Conferencing, Windows XP-Style

Microsoft NetMeeting has developed a substantial following over the past few years, but as Microsoft developed Windows XP, the company recognized the need for an improved conferencing platform that would enhance the user experience and be able to interact with new third-generation wireless products. But unlike NetMeeting, which is based on the International Telecommunication Union (ITU) H.323 telephony and videoconferencing standard, XP's Windows Messenger uses the Internet Engineering Task Force (IETF) Session Initiation Protocol (SIP). Because the two protocols use different session setup mechanisms, videoconferencing between NetMeeting and Windows Messenger is impossible (which is why Microsoft still includes NetMeeting with XP). I discuss Microsoft's reasons for adopting SIP later. More important, however, is the improved videoconferencing experience with Windows Messenger, which results from enhancements in XP.

Microsoft has added to XP a new audio compression-decompression (codec) algorithm, called Siren, that it licensed from PictureTel. Siren can deliver better audio quality with high-bandwidth connections than NetMeeting codecs can. Siren offers two modes, both of which use a 16KHz sampling rate. A proprietary mode provides good audio quality at a 16Kbps bit rate; a G.722.1-compliant mode uses a 24Kbps bit rate and provides slightly better audio quality. When you initiate a videoconference, XP selects Siren's proprietary mode if the remote endpoint supports it; otherwise, XP attempts to use the G.722.1-compliant mode. Microsoft has also licensed PictureTel's acoustic echo-cancellation technology, which eliminates the retransmission of received audio without requiring conference participants to wear headphones.

Windows Messenger also attempts to address the audio latency problem.
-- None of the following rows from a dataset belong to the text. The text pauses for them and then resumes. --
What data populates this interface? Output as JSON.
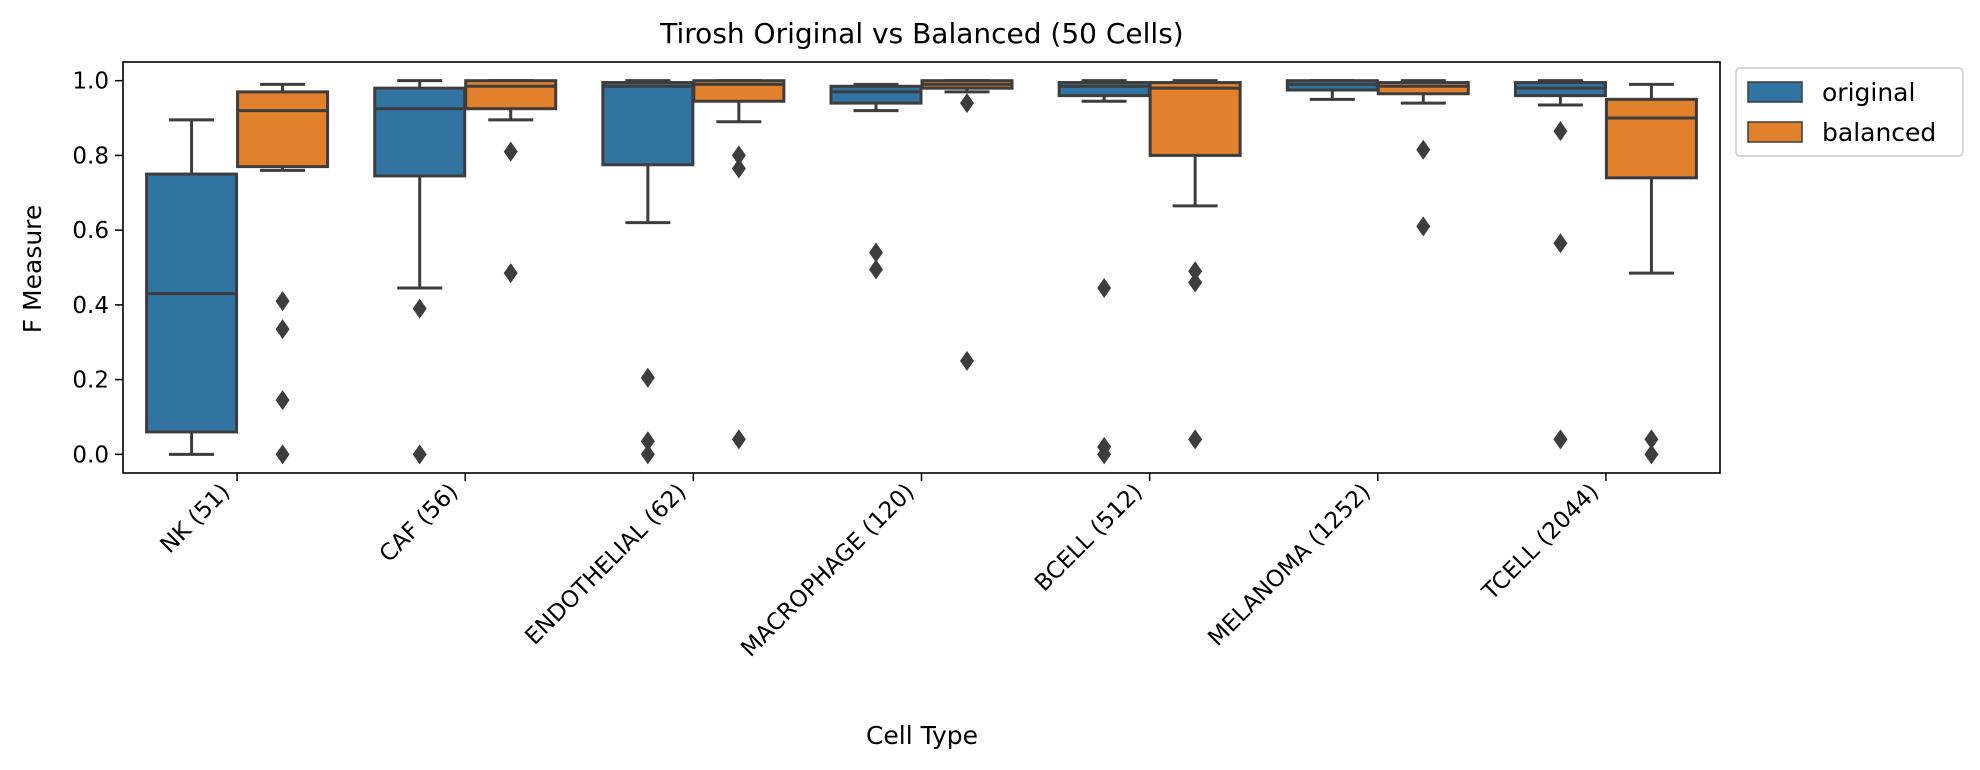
{
  "chart_data": {
    "type": "box",
    "title": "Tirosh Original vs Balanced (50 Cells)",
    "xlabel": "Cell Type",
    "ylabel": "F Measure",
    "ylim": [
      -0.05,
      1.05
    ],
    "yticks": [
      0.0,
      0.2,
      0.4,
      0.6,
      0.8,
      1.0
    ],
    "ytick_labels": [
      "0.0",
      "0.2",
      "0.4",
      "0.6",
      "0.8",
      "1.0"
    ],
    "grid": false,
    "legend_placement": "outside-top-right",
    "categories": [
      {
        "label": "NK (51)",
        "highlight": true
      },
      {
        "label": "CAF (56)",
        "highlight": true
      },
      {
        "label": "ENDOTHELIAL (62)",
        "highlight": false
      },
      {
        "label": "MACROPHAGE (120)",
        "highlight": true
      },
      {
        "label": "BCELL (512)",
        "highlight": false
      },
      {
        "label": "MELANOMA (1252)",
        "highlight": false
      },
      {
        "label": "TCELL (2044)",
        "highlight": false
      }
    ],
    "series": [
      {
        "name": "original",
        "color": "#3274a1",
        "boxes": [
          {
            "q1": 0.06,
            "median": 0.43,
            "q3": 0.75,
            "whislo": 0.0,
            "whishi": 0.895,
            "fliers": []
          },
          {
            "q1": 0.745,
            "median": 0.925,
            "q3": 0.98,
            "whislo": 0.445,
            "whishi": 1.0,
            "fliers": [
              0.39,
              0.0
            ]
          },
          {
            "q1": 0.775,
            "median": 0.985,
            "q3": 0.995,
            "whislo": 0.62,
            "whishi": 1.0,
            "fliers": [
              0.205,
              0.035,
              0.0
            ]
          },
          {
            "q1": 0.94,
            "median": 0.97,
            "q3": 0.985,
            "whislo": 0.92,
            "whishi": 0.99,
            "fliers": [
              0.54,
              0.495
            ]
          },
          {
            "q1": 0.96,
            "median": 0.985,
            "q3": 0.995,
            "whislo": 0.945,
            "whishi": 1.0,
            "fliers": [
              0.445,
              0.02,
              0.0
            ]
          },
          {
            "q1": 0.975,
            "median": 0.99,
            "q3": 1.0,
            "whislo": 0.95,
            "whishi": 1.0,
            "fliers": []
          },
          {
            "q1": 0.96,
            "median": 0.98,
            "q3": 0.995,
            "whislo": 0.935,
            "whishi": 1.0,
            "fliers": [
              0.865,
              0.565,
              0.04
            ]
          }
        ]
      },
      {
        "name": "balanced",
        "color": "#e1812c",
        "boxes": [
          {
            "q1": 0.77,
            "median": 0.92,
            "q3": 0.97,
            "whislo": 0.76,
            "whishi": 0.99,
            "fliers": [
              0.41,
              0.335,
              0.145,
              0.0
            ]
          },
          {
            "q1": 0.925,
            "median": 0.985,
            "q3": 1.0,
            "whislo": 0.895,
            "whishi": 1.0,
            "fliers": [
              0.81,
              0.485
            ]
          },
          {
            "q1": 0.945,
            "median": 0.99,
            "q3": 1.0,
            "whislo": 0.89,
            "whishi": 1.0,
            "fliers": [
              0.8,
              0.765,
              0.04
            ]
          },
          {
            "q1": 0.98,
            "median": 0.99,
            "q3": 1.0,
            "whislo": 0.97,
            "whishi": 1.0,
            "fliers": [
              0.94,
              0.25
            ]
          },
          {
            "q1": 0.8,
            "median": 0.98,
            "q3": 0.995,
            "whislo": 0.665,
            "whishi": 1.0,
            "fliers": [
              0.49,
              0.46,
              0.04
            ]
          },
          {
            "q1": 0.965,
            "median": 0.985,
            "q3": 0.995,
            "whislo": 0.94,
            "whishi": 1.0,
            "fliers": [
              0.815,
              0.61
            ]
          },
          {
            "q1": 0.74,
            "median": 0.9,
            "q3": 0.95,
            "whislo": 0.485,
            "whishi": 0.99,
            "fliers": [
              0.04,
              0.0
            ]
          }
        ]
      }
    ],
    "colors": {
      "highlight_label": "#a52a2a",
      "normal_label": "#000000",
      "outline": "#3d3d3d",
      "flier": "#3d3d3d"
    }
  }
}
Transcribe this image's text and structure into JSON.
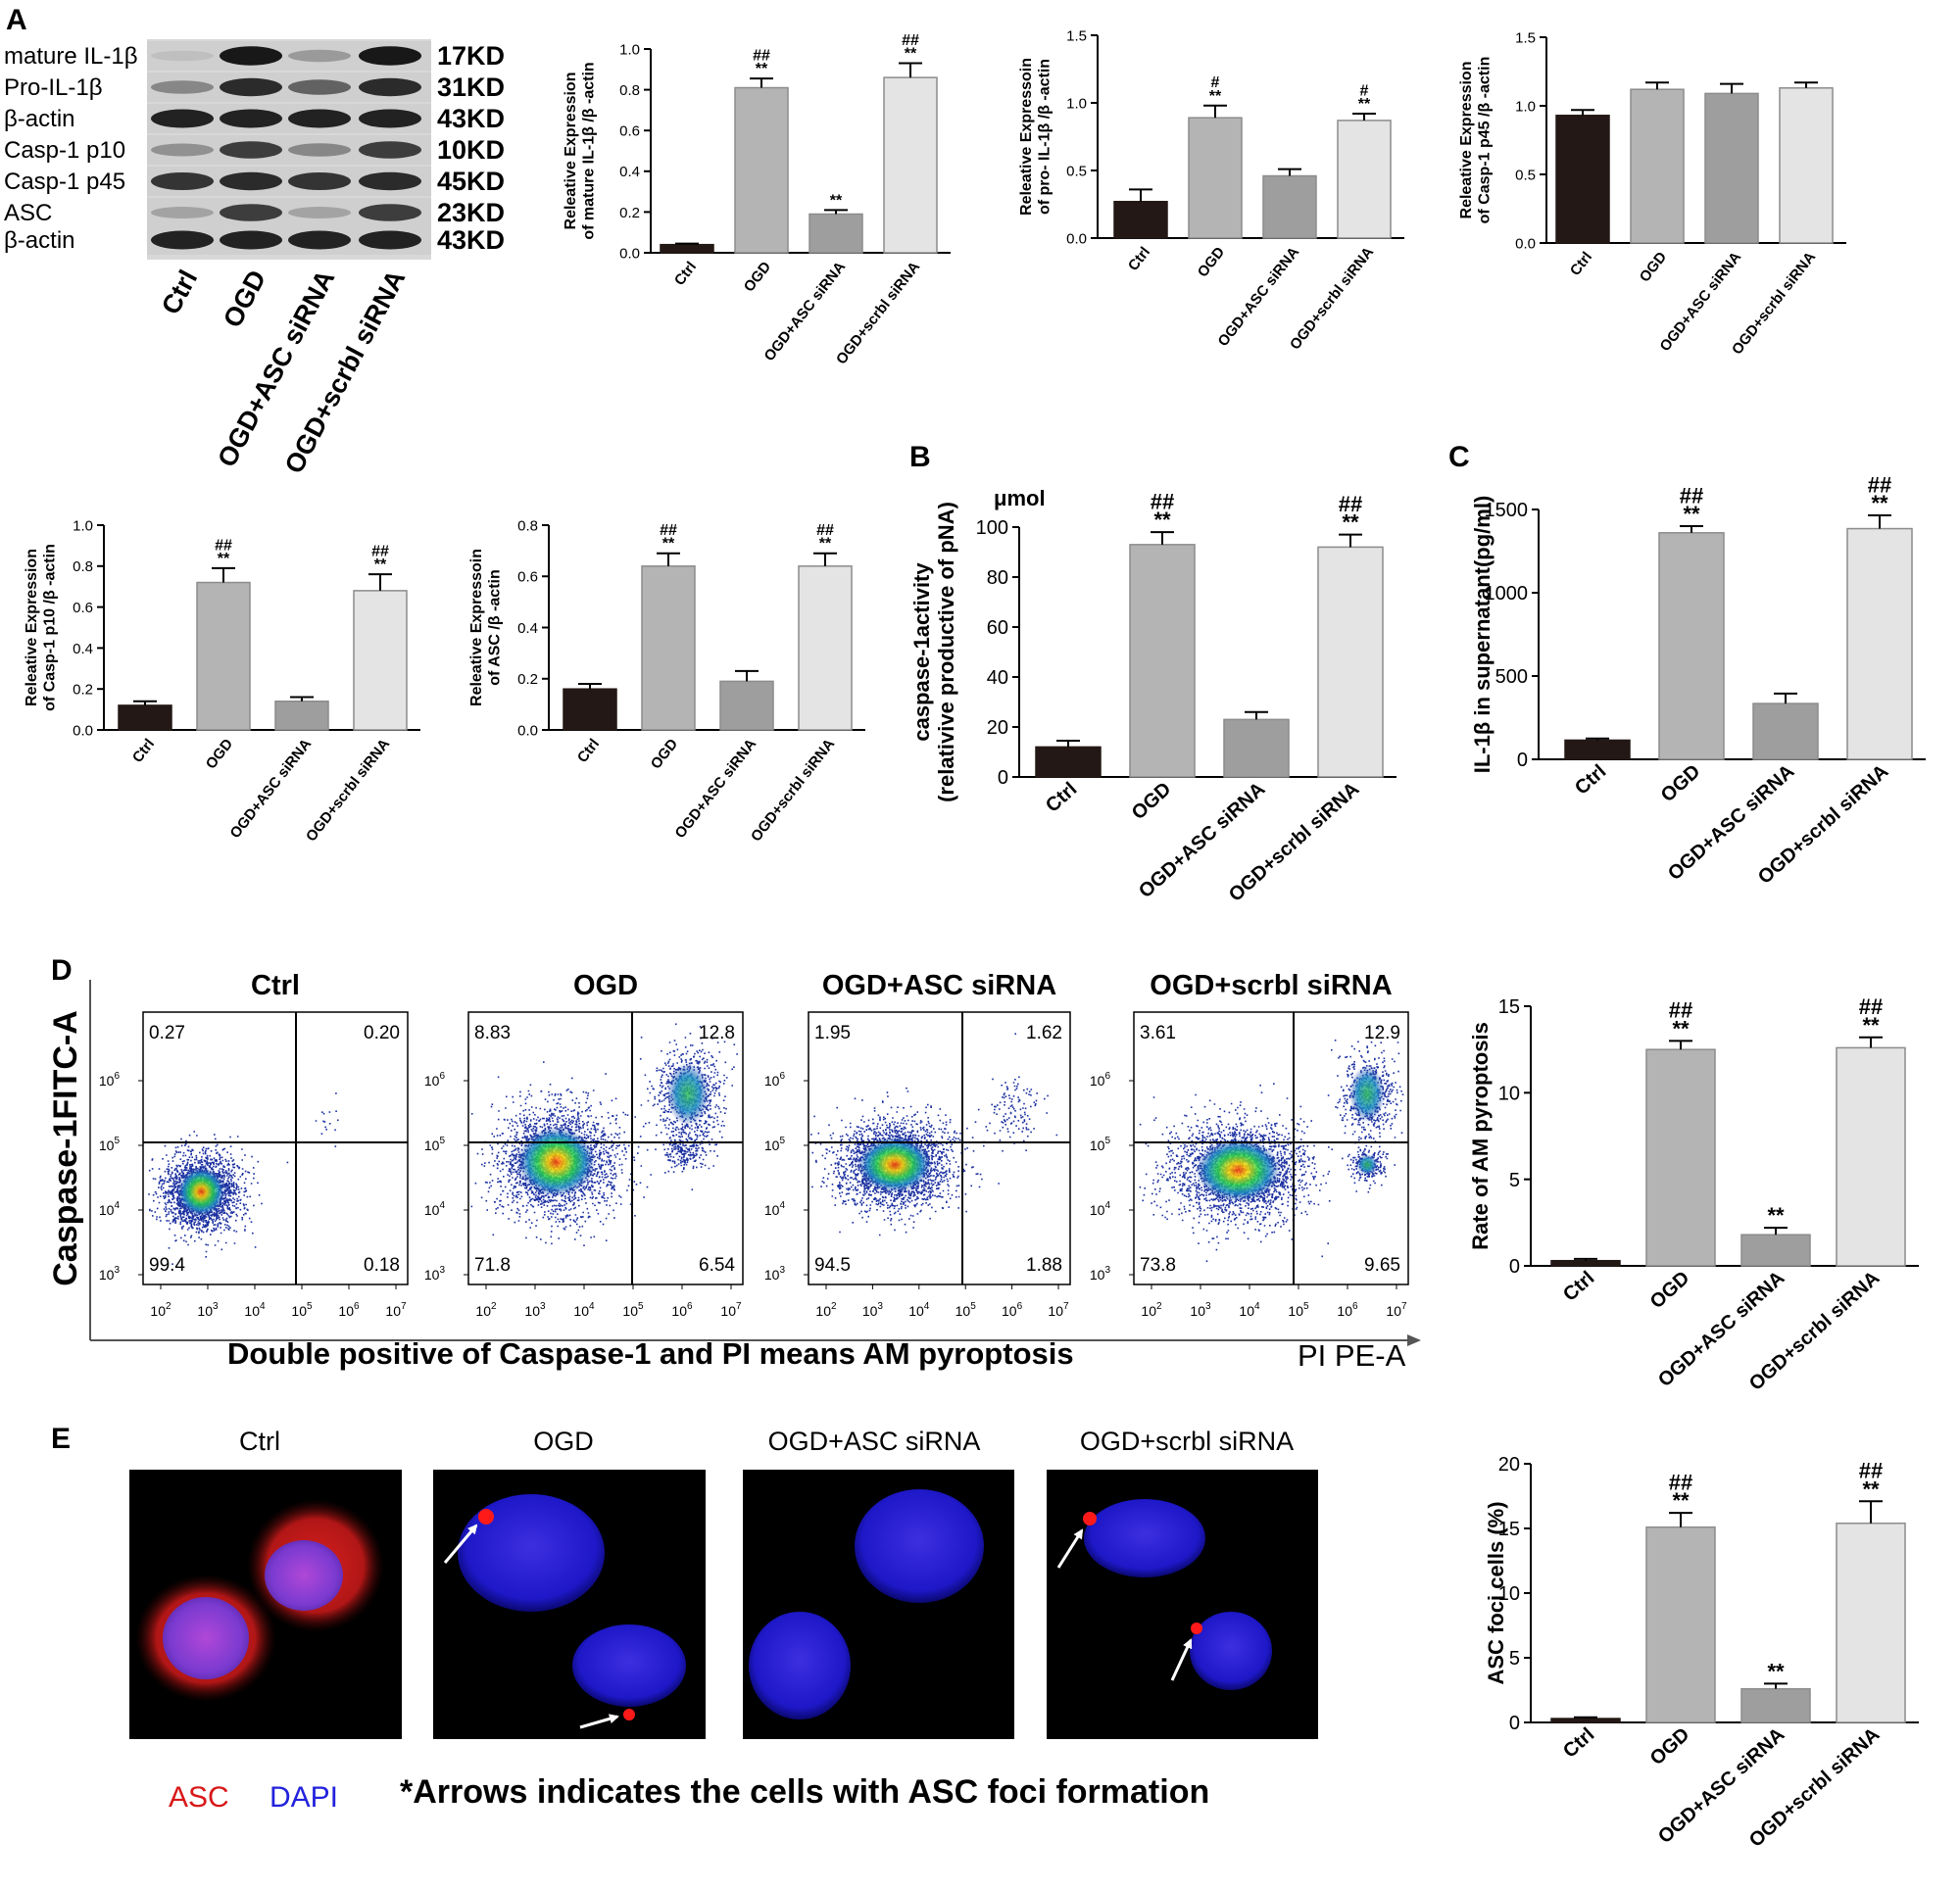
{
  "panel_letters": [
    "A",
    "B",
    "C",
    "D",
    "E"
  ],
  "groups": [
    "Ctrl",
    "OGD",
    "OGD+ASC siRNA",
    "OGD+scrbl siRNA"
  ],
  "bar_colors": [
    "#231815",
    "#b4b4b4",
    "#9e9e9e",
    "#e4e4e4"
  ],
  "blot": {
    "labels": [
      "mature IL-1β",
      "Pro-IL-1β",
      "β-actin",
      "Casp-1 p10",
      "Casp-1 p45",
      "ASC",
      "β-actin"
    ],
    "sizes": [
      "17KD",
      "31KD",
      "43KD",
      "10KD",
      "45KD",
      "23KD",
      "43KD"
    ],
    "band_intensity": [
      [
        0.05,
        0.95,
        0.25,
        0.95
      ],
      [
        0.35,
        0.85,
        0.55,
        0.85
      ],
      [
        0.9,
        0.9,
        0.9,
        0.9
      ],
      [
        0.3,
        0.75,
        0.35,
        0.75
      ],
      [
        0.8,
        0.85,
        0.8,
        0.85
      ],
      [
        0.2,
        0.75,
        0.2,
        0.75
      ],
      [
        0.9,
        0.9,
        0.9,
        0.9
      ]
    ]
  },
  "chart_data": [
    {
      "id": "A1",
      "type": "bar",
      "categories": [
        "Ctrl",
        "OGD",
        "OGD+ASC siRNA",
        "OGD+scrbl siRNA"
      ],
      "values": [
        0.04,
        0.81,
        0.19,
        0.86
      ],
      "errors": [
        0.005,
        0.045,
        0.02,
        0.07
      ],
      "annotations": [
        [
          "",
          ""
        ],
        [
          "##",
          "**"
        ],
        [
          "",
          "**"
        ],
        [
          "##",
          "**"
        ]
      ],
      "ylabel": [
        "Releative Expression",
        "of mature IL-1β /β -actin"
      ],
      "ylim": [
        0,
        1.0
      ],
      "yticks": [
        "0.0",
        "0.2",
        "0.4",
        "0.6",
        "0.8",
        "1.0"
      ]
    },
    {
      "id": "A2",
      "type": "bar",
      "categories": [
        "Ctrl",
        "OGD",
        "OGD+ASC siRNA",
        "OGD+scrbl siRNA"
      ],
      "values": [
        0.27,
        0.89,
        0.46,
        0.87
      ],
      "errors": [
        0.09,
        0.09,
        0.05,
        0.05
      ],
      "annotations": [
        [
          "",
          ""
        ],
        [
          "#",
          "**"
        ],
        [
          "",
          ""
        ],
        [
          "#",
          "**"
        ]
      ],
      "ylabel": [
        "Releative Expressoin",
        "of pro- IL-1β /β -actin"
      ],
      "ylim": [
        0,
        1.5
      ],
      "yticks": [
        "0.0",
        "0.5",
        "1.0",
        "1.5"
      ]
    },
    {
      "id": "A3",
      "type": "bar",
      "categories": [
        "Ctrl",
        "OGD",
        "OGD+ASC siRNA",
        "OGD+scrbl siRNA"
      ],
      "values": [
        0.93,
        1.12,
        1.09,
        1.13
      ],
      "errors": [
        0.04,
        0.05,
        0.07,
        0.04
      ],
      "annotations": [
        [
          "",
          ""
        ],
        [
          "",
          ""
        ],
        [
          "",
          ""
        ],
        [
          "",
          ""
        ]
      ],
      "ylabel": [
        "Releative Expression",
        "of Casp-1 p45 /β -actin"
      ],
      "ylim": [
        0,
        1.5
      ],
      "yticks": [
        "0.0",
        "0.5",
        "1.0",
        "1.5"
      ]
    },
    {
      "id": "A4",
      "type": "bar",
      "categories": [
        "Ctrl",
        "OGD",
        "OGD+ASC siRNA",
        "OGD+scrbl siRNA"
      ],
      "values": [
        0.12,
        0.72,
        0.14,
        0.68
      ],
      "errors": [
        0.02,
        0.07,
        0.02,
        0.08
      ],
      "annotations": [
        [
          "",
          ""
        ],
        [
          "##",
          "**"
        ],
        [
          "",
          ""
        ],
        [
          "##",
          "**"
        ]
      ],
      "ylabel": [
        "Releative Expression",
        "of Casp-1 p10 /β -actin"
      ],
      "ylim": [
        0,
        1.0
      ],
      "yticks": [
        "0.0",
        "0.2",
        "0.4",
        "0.6",
        "0.8",
        "1.0"
      ]
    },
    {
      "id": "A5",
      "type": "bar",
      "categories": [
        "Ctrl",
        "OGD",
        "OGD+ASC siRNA",
        "OGD+scrbl siRNA"
      ],
      "values": [
        0.16,
        0.64,
        0.19,
        0.64
      ],
      "errors": [
        0.02,
        0.05,
        0.04,
        0.05
      ],
      "annotations": [
        [
          "",
          ""
        ],
        [
          "##",
          "**"
        ],
        [
          "",
          ""
        ],
        [
          "##",
          "**"
        ]
      ],
      "ylabel": [
        "Releative Expressoin",
        "of ASC /β -actin"
      ],
      "ylim": [
        0,
        0.8
      ],
      "yticks": [
        "0.0",
        "0.2",
        "0.4",
        "0.6",
        "0.8"
      ]
    },
    {
      "id": "B",
      "type": "bar",
      "categories": [
        "Ctrl",
        "OGD",
        "OGD+ASC siRNA",
        "OGD+scrbl siRNA"
      ],
      "values": [
        12,
        93,
        23,
        92
      ],
      "errors": [
        2.5,
        5,
        3,
        5
      ],
      "annotations": [
        [
          "",
          ""
        ],
        [
          "##",
          "**"
        ],
        [
          "",
          ""
        ],
        [
          "##",
          "**"
        ]
      ],
      "ylabel": [
        "caspase-1activity",
        "(relativive productive of pNA)"
      ],
      "unit": "μmol",
      "ylim": [
        0,
        100
      ],
      "yticks": [
        "0",
        "20",
        "40",
        "60",
        "80",
        "100"
      ]
    },
    {
      "id": "C",
      "type": "bar",
      "categories": [
        "Ctrl",
        "OGD",
        "OGD+ASC siRNA",
        "OGD+scrbl siRNA"
      ],
      "values": [
        115,
        1360,
        335,
        1385
      ],
      "errors": [
        10,
        40,
        60,
        80
      ],
      "annotations": [
        [
          "",
          ""
        ],
        [
          "##",
          "**"
        ],
        [
          "",
          ""
        ],
        [
          "##",
          "**"
        ]
      ],
      "ylabel": [
        "IL-1β in supernatant(pg/ml)"
      ],
      "ylim": [
        0,
        1500
      ],
      "yticks": [
        "0",
        "500",
        "1000",
        "1500"
      ]
    },
    {
      "id": "D-rate",
      "type": "bar",
      "categories": [
        "Ctrl",
        "OGD",
        "OGD+ASC siRNA",
        "OGD+scrbl siRNA"
      ],
      "values": [
        0.3,
        12.5,
        1.8,
        12.6
      ],
      "errors": [
        0.1,
        0.5,
        0.4,
        0.6
      ],
      "annotations": [
        [
          "",
          ""
        ],
        [
          "##",
          "**"
        ],
        [
          "",
          "**"
        ],
        [
          "##",
          "**"
        ]
      ],
      "ylabel": [
        "Rate of AM pyroptosis"
      ],
      "ylim": [
        0,
        15
      ],
      "yticks": [
        "0",
        "5",
        "10",
        "15"
      ]
    },
    {
      "id": "E-foci",
      "type": "bar",
      "categories": [
        "Ctrl",
        "OGD",
        "OGD+ASC siRNA",
        "OGD+scrbl siRNA"
      ],
      "values": [
        0.3,
        15.1,
        2.6,
        15.4
      ],
      "errors": [
        0.1,
        1.1,
        0.4,
        1.7
      ],
      "annotations": [
        [
          "",
          ""
        ],
        [
          "##",
          "**"
        ],
        [
          "",
          "**"
        ],
        [
          "##",
          "**"
        ]
      ],
      "ylabel": [
        "ASC foci cells (%)"
      ],
      "ylim": [
        0,
        20
      ],
      "yticks": [
        "0",
        "5",
        "10",
        "15",
        "20"
      ]
    },
    {
      "id": "D-flow",
      "type": "scatter",
      "titles": [
        "Ctrl",
        "OGD",
        "OGD+ASC siRNA",
        "OGD+scrbl siRNA"
      ],
      "quadrants": [
        [
          "0.27",
          "0.20",
          "99.4",
          "0.18"
        ],
        [
          "8.83",
          "12.8",
          "71.8",
          "6.54"
        ],
        [
          "1.95",
          "1.62",
          "94.5",
          "1.88"
        ],
        [
          "3.61",
          "12.9",
          "73.8",
          "9.65"
        ]
      ],
      "ylabel": "Caspase-1FITC-A",
      "xlabel": "PI PE-A",
      "xlabel_note": "Double positive of Caspase-1 and PI means AM pyroptosis",
      "x_ticks": [
        "10^2",
        "10^3",
        "10^4",
        "10^5",
        "10^6",
        "10^7"
      ],
      "y_ticks": [
        "10^3",
        "10^4",
        "10^5",
        "10^6"
      ]
    }
  ],
  "panel_e": {
    "titles": [
      "Ctrl",
      "OGD",
      "OGD+ASC siRNA",
      "OGD+scrbl siRNA"
    ],
    "legend_asc": "ASC",
    "legend_dapi": "DAPI",
    "note": "*Arrows indicates the cells with ASC foci formation"
  }
}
Although Microsoft can't do much about network latency, the company claims to have optimized the audio-processing routines in XP, thereby reducing PC-induced latency.

Unfortunately, these XP features don't benefit you when you're using NetMeeting (as you might when you're conferencing with someone who's using an earlier version of Windows) because Microsoft hasn't done the NetMeeting development work needed to take advantage of these enhancements. Something else to consider is that Windows Messenger's video codecs support only 176 x 144 pixel resolution. When Microsoft will offer versions tuned for 352 x 288 pixels is unclear. NetMeeting's codecs support both resolutions.

When I tested Windows Messenger in XP Release Candidate 1 (RC1), videoconference audio quality was noticeably better with high-bandwidth connections than it was with NetMeeting, and the echo-cancellation technology worked very well. Audio synchronization was also good, and I appreciated needing only one application rather than two (NetMeeting and MSN Messenger) to initiate and conduct the conference. Windows Messenger's application-sharing and whiteboard features work similarly to those features in NetMeeting.

Initially, Windows Messenger's videoconferencing features might not seem important, especially because the features are useful only when both parties are using XP. But as XP's installed base grows, Windows Messenger will make videoconferencing an increasingly attractive alternative to in-person meetings.

Microsoft feels that the SIP used in Windows Messenger offers advantages that will speed SIP's adoption by other vendors and ultimately will enable a broader range of conferencing options. One advantage is that SIP works well with other Web service protocols and technologies such as XML that, when combined with XP's realtime communications APIs, will let developers more easily integrate voice, video, and data conferencing into other applications. Another benefit is that third parties will be able to use those APIs to develop complementary products, such as Multipoint Control Units (MCUs) and Windows Messenger—compatible clients, for other Windows versions. Finally, compared with H.323, SIP has low resource requirements, which makes it attractive to cell-phone and PDA manufacturers. This feature will become more important as high-speed wireless services emerge that let mobile users participate in videoconferencing.